Okay, maybe it wasn’t hilarious. But Daniel would have got it. Would have laughed.

Sadie blinked, hard.

“I was asking when we’ll get to see that garden of yours, love,” her father said.

“Uh…it’s not quite there yet.” Sadie didn’t like to admit to the atrocious state of her garden—the love of everything botanical was one thing she shared with her parents, who between them had four green thumbs and sixteen green fingers. All of her siblings had inherited both the talent and the enthusiasm.

Shame the gene pool hadn’t had one green digit to spare for Sadie. When she’d bought the bungalow two years ago, she’d had visions of creating a lush, peaceful, enticing landscape.

Her failure was a constant frustration, all the more aggravating because it didn’t make sense. As a seed biologist, she knew the theory of plants inside and out. She had the passion, too—a beautiful garden could bring tears to her eyes, and she loved getting her hands dirty. But her attempts to actually grow anything seemed doomed to failure.

“I haven’t had much time for gardening, I’ve been so busy at work.” She switched to a topic she could tackle with a hundred percent confidence, before the questions got too probing. “We’re looking at developing new strains of wheat with a higher protein content.”

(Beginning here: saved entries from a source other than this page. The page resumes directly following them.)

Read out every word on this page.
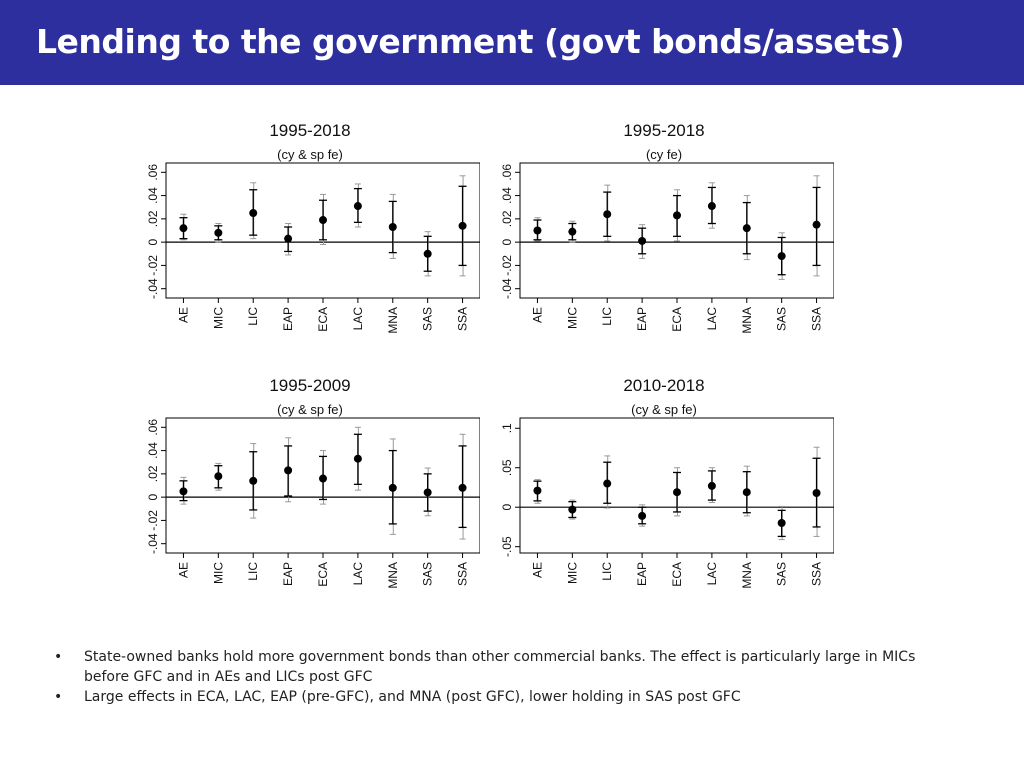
Lending to the government (govt bonds/assets)
1995-2018
(cy & sp fe)
-.04
-.02
0
.02
.04
.06
AE MIC LIC EAP ECA LAC MNA SAS SSA
1995-2018
(cy fe)
-.04
-.02
0
.02
.04
.06
AE MIC LIC EAP ECA LAC MNA SAS SSA
1995-2009
(cy & sp fe)
-.04
-.02
0
.02
.04
.06
AE MIC LIC EAP ECA LAC MNA SAS SSA
2010-2018
(cy & sp fe)
-.05
0
.05
.1
AE MIC LIC EAP ECA LAC MNA SAS SSA
• State-owned banks hold more government bonds than other commercial banks. The effect is particularly large in MICs before GFC and in AEs and LICs post GFC
• Large effects in ECA, LAC, EAP (pre-GFC), and MNA (post GFC), lower holding in SAS post GFC
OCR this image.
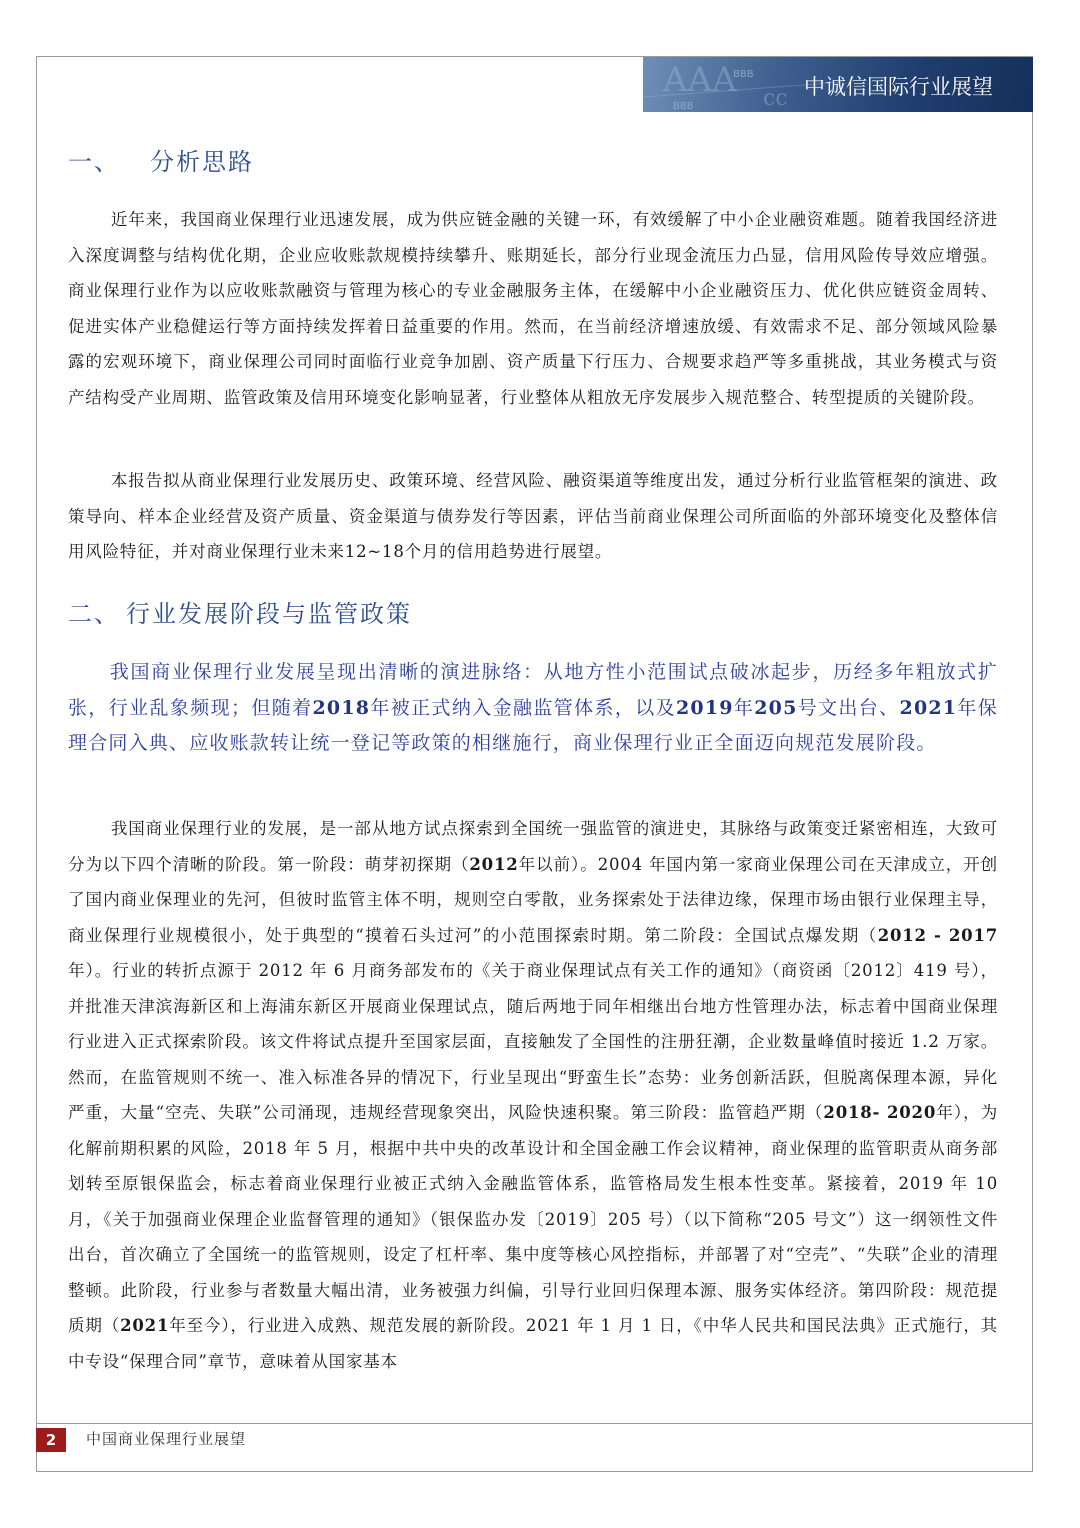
AAA cc
BBB
BBB
中诚信国际行业展望
一、 分析思路

近年来，我国商业保理行业迅速发展，成为供应链金融的关键一环，有效缓解了中小企业融资难题。随着我国经济进入深度调整与结构优化期，企业应收账款规模持续攀升、账期延长，部分行业现金流压力凸显，信用风险传导效应增强。商业保理行业作为以应收账款融资与管理为核心的专业金融服务主体，在缓解中小企业融资压力、优化供应链资金周转、促进实体产业稳健运行等方面持续发挥着日益重要的作用。然而，在当前经济增速放缓、有效需求不足、部分领域风险暴露的宏观环境下，商业保理公司同时面临行业竞争加剧、资产质量下行压力、合规要求趋严等多重挑战，其业务模式与资产结构受产业周期、监管政策及信用环境变化影响显著，行业整体从粗放无序发展步入规范整合、转型提质的关键阶段。

本报告拟从商业保理行业发展历史、政策环境、经营风险、融资渠道等维度出发，通过分析行业监管框架的演进、政策导向、样本企业经营及资产质量、资金渠道与债券发行等因素，评估当前商业保理公司所面临的外部环境变化及整体信用风险特征，并对商业保理行业未来12~18个月的信用趋势进行展望。

二、 行业发展阶段与监管政策

我国商业保理行业发展呈现出清晰的演进脉络：从地方性小范围试点破冰起步，历经多年粗放式扩张，行业乱象频现；但随着2018年被正式纳入金融监管体系，以及2019年205号文出台、2021年保理合同入典、应收账款转让统一登记等政策的相继施行，商业保理行业正全面迈向规范发展阶段。

我国商业保理行业的发展，是一部从地方试点探索到全国统一强监管的演进史，其脉络与政策变迁紧密相连，大致可分为以下四个清晰的阶段。第一阶段：萌芽初探期（2012年以前）。2004 年国内第一家商业保理公司在天津成立，开创了国内商业保理业的先河，但彼时监管主体不明，规则空白零散，业务探索处于法律边缘，保理市场由银行业保理主导，商业保理行业规模很小，处于典型的“摸着石头过河”的小范围探索时期。第二阶段：全国试点爆发期（2012 - 2017年）。行业的转折点源于 2012 年 6 月商务部发布的《关于商业保理试点有关工作的通知》（商资函〔2012〕419 号），并批准天津滨海新区和上海浦东新区开展商业保理试点，随后两地于同年相继出台地方性管理办法，标志着中国商业保理行业进入正式探索阶段。该文件将试点提升至国家层面，直接触发了全国性的注册狂潮，企业数量峰值时接近 1.2 万家。然而，在监管规则不统一、准入标准各异的情况下，行业呈现出“野蛮生长”态势：业务创新活跃，但脱离保理本源，异化严重，大量“空壳、失联”公司涌现，违规经营现象突出，风险快速积聚。第三阶段：监管趋严期（2018- 2020年），为化解前期积累的风险，2018 年 5 月，根据中共中央的改革设计和全国金融工作会议精神，商业保理的监管职责从商务部划转至原银保监会，标志着商业保理行业被正式纳入金融监管体系，监管格局发生根本性变革。紧接着，2019 年 10 月，《关于加强商业保理企业监督管理的通知》（银保监办发〔2019〕205 号）（以下简称“205 号文”）这一纲领性文件出台，首次确立了全国统一的监管规则，设定了杠杆率、集中度等核心风控指标，并部署了对“空壳”、“失联”企业的清理整顿。此阶段，行业参与者数量大幅出清，业务被强力纠偏，引导行业回归保理本源、服务实体经济。第四阶段：规范提质期（2021年至今），行业进入成熟、规范发展的新阶段。2021 年 1 月 1 日，《中华人民共和国民法典》正式施行，其中专设“保理合同”章节，意味着从国家基本

2	中国商业保理行业展望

She started on a layman’s description of the project. Five minutes later she was pleasantly surprised to realize she still had her family’s attention. Usually eyes were starting to glaze over by now. “Anyway—” she gave a little laugh, unnerved by their rapt expressions “—I’m loving it.”

“It sounds great,” Merrillee said encouragingly.

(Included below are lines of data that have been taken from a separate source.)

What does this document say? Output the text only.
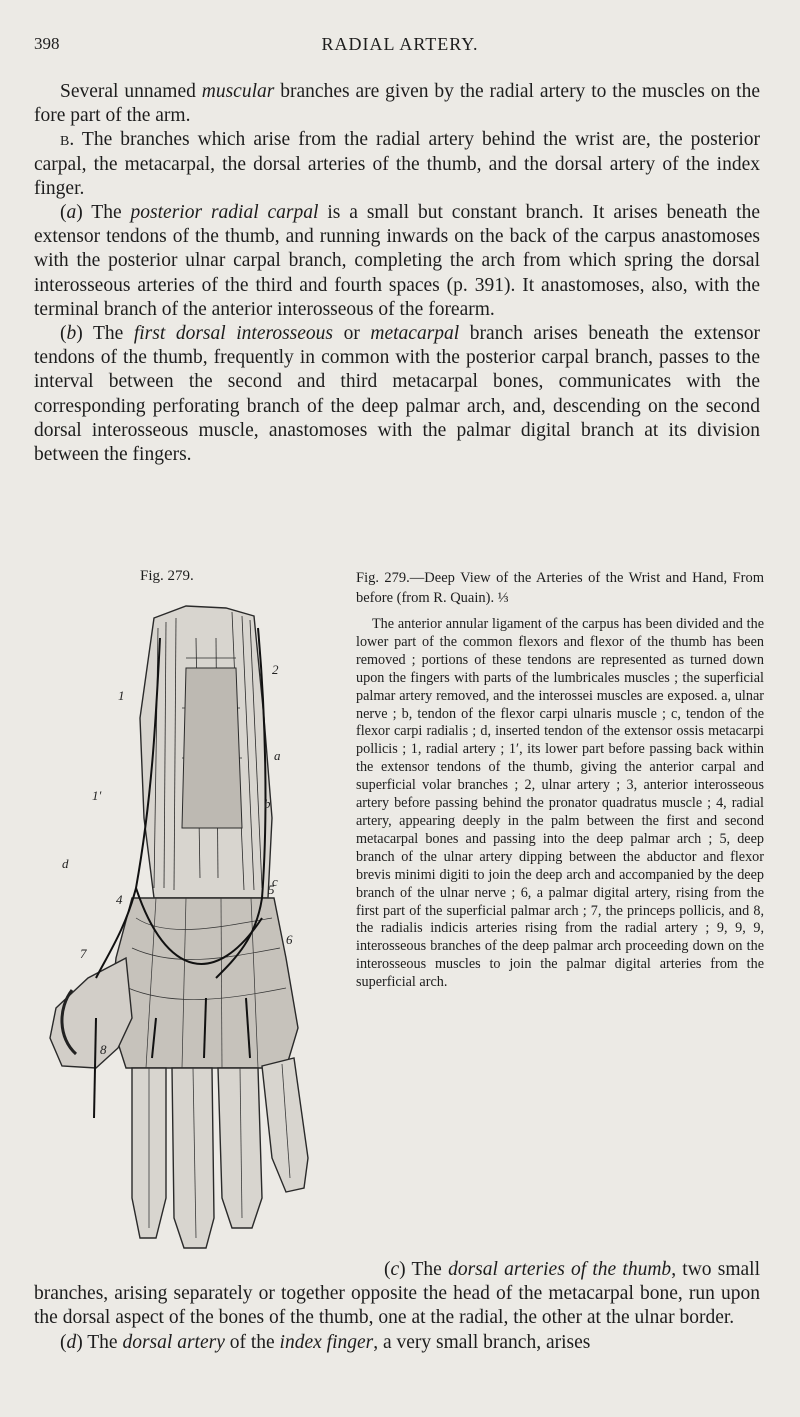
398	RADIAL ARTERY.

Several unnamed muscular branches are given by the radial artery to the muscles on the fore part of the arm.

b. The branches which arise from the radial artery behind the wrist are, the posterior carpal, the metacarpal, the dorsal arteries of the thumb, and the dorsal artery of the index finger.

(a) The posterior radial carpal is a small but constant branch. It arises beneath the extensor tendons of the thumb, and running inwards on the back of the carpus anastomoses with the posterior ulnar carpal branch, completing the arch from which spring the dorsal interosseous arteries of the third and fourth spaces (p. 391). It anastomoses, also, with the terminal branch of the anterior interosseous of the forearm.

(b) The first dorsal interosseous or metacarpal branch arises beneath the extensor tendons of the thumb, frequently in common with the posterior carpal branch, passes to the interval between the second and third metacarpal bones, communicates with the corresponding perforating branch of the deep palmar arch, and, descending on the second dorsal interosseous muscle, anastomoses with the palmar digital branch at its division between the fingers.

Fig. 279.
2
1
a
1′
b
c
d
4
5
6
7
8

Fig. 279.—Deep View of the Arteries of the Wrist and Hand, From before (from R. Quain). ⅓

The anterior annular ligament of the carpus has been divided and the lower part of the common flexors and flexor of the thumb has been removed ; portions of these tendons are represented as turned down upon the fingers with parts of the lumbricales muscles ; the superficial palmar artery removed, and the interossei muscles are exposed. a, ulnar nerve ; b, tendon of the flexor carpi ulnaris muscle ; c, tendon of the flexor carpi radialis ; d, inserted tendon of the extensor ossis metacarpi pollicis ; 1, radial artery ; 1′, its lower part before passing back within the extensor tendons of the thumb, giving the anterior carpal and superficial volar branches ; 2, ulnar artery ; 3, anterior interosseous artery before passing behind the pronator quadratus muscle ; 4, radial artery, appearing deeply in the palm between the first and second metacarpal bones and passing into the deep palmar arch ; 5, deep branch of the ulnar artery dipping between the abductor and flexor brevis minimi digiti to join the deep arch and accompanied by the deep branch of the ulnar nerve ; 6, a palmar digital artery, rising from the first part of the superficial palmar arch ; 7, the princeps pollicis, and 8, the radialis indicis arteries rising from the radial artery ; 9, 9, 9, interosseous branches of the deep palmar arch proceeding down on the interosseous muscles to join the palmar digital arteries from the superficial arch.

(c) The dorsal arteries of the thumb, two small branches, arising separately or together opposite the head of the metacarpal bone, run upon the dorsal aspect of the bones of the thumb, one at the radial, the other at the ulnar border.

(d) The dorsal artery of the index finger, a very small branch, arises
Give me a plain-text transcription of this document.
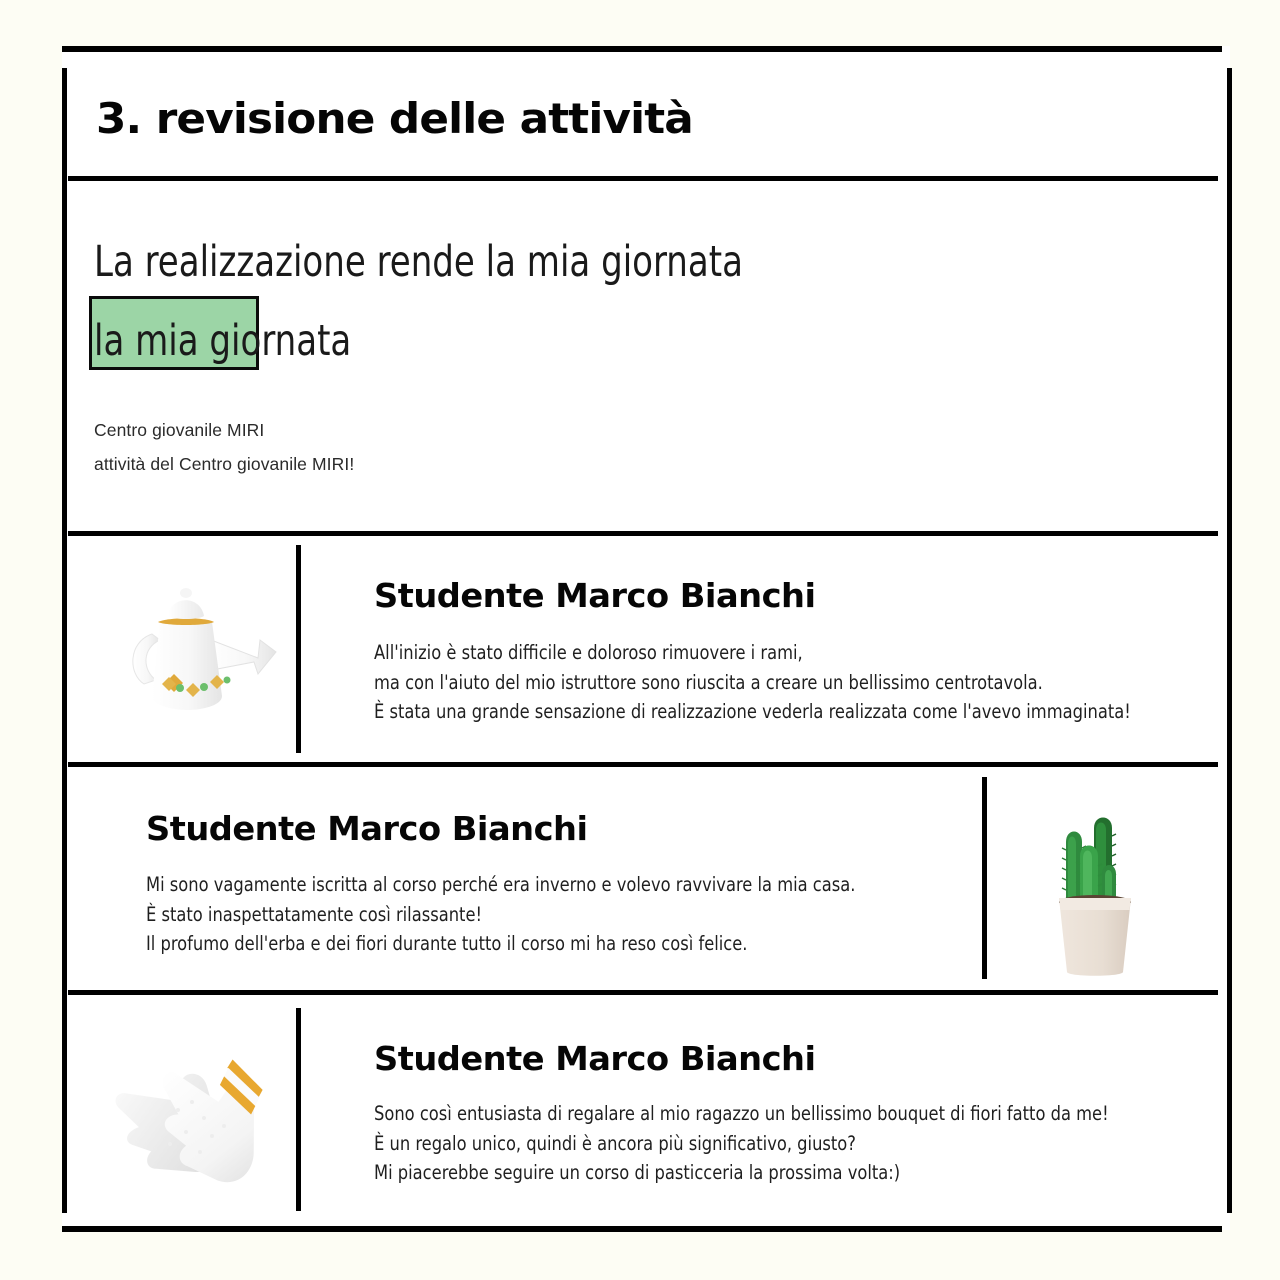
3. revisione delle attività
La realizzazione rende la mia giornata
la mia giornata
Centro giovanile MIRI
attività del Centro giovanile MIRI!
Studente Marco Bianchi
All'inizio è stato difficile e doloroso rimuovere i rami,
ma con l'aiuto del mio istruttore sono riuscita a creare un bellissimo centrotavola.
È stata una grande sensazione di realizzazione vederla realizzata come l'avevo immaginata!
Studente Marco Bianchi
Mi sono vagamente iscritta al corso perché era inverno e volevo ravvivare la mia casa.
È stato inaspettatamente così rilassante!
Il profumo dell'erba e dei fiori durante tutto il corso mi ha reso così felice.
Studente Marco Bianchi
Sono così entusiasta di regalare al mio ragazzo un bellissimo bouquet di fiori fatto da me!
È un regalo unico, quindi è ancora più significativo, giusto?
Mi piacerebbe seguire un corso di pasticceria la prossima volta:)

“Right over my head, sis.” Jesse swished his hand above his spiky haircut to demonstrate. “I wish I had your brains.”

“Your life sounds super fulfilling, Sadie.” Diane, Jesse’s wife, smiled kindly.

“Uh…thanks.” How odd. That sounded like the sort of comment you made when you were— Wait a minute!

The reason everyone was listening with such interest to wheat-protein statistics wasn’t that they’d developed a sudden interest in crop biology. Sadie would bet a million bucks that her mom had told them she had a boyfriend, and then told them they’d broken up.

They felt sorry for her!

Her cheeks grew hot. “I’m really, really happy with the way things are right now,” she said emphatically. It would have been true, too, if she hadn’t made the mistake of falling in love with Daniel.

“Of course you are, dear,” her mom said. A chorus of overearnest agreement ran around the table.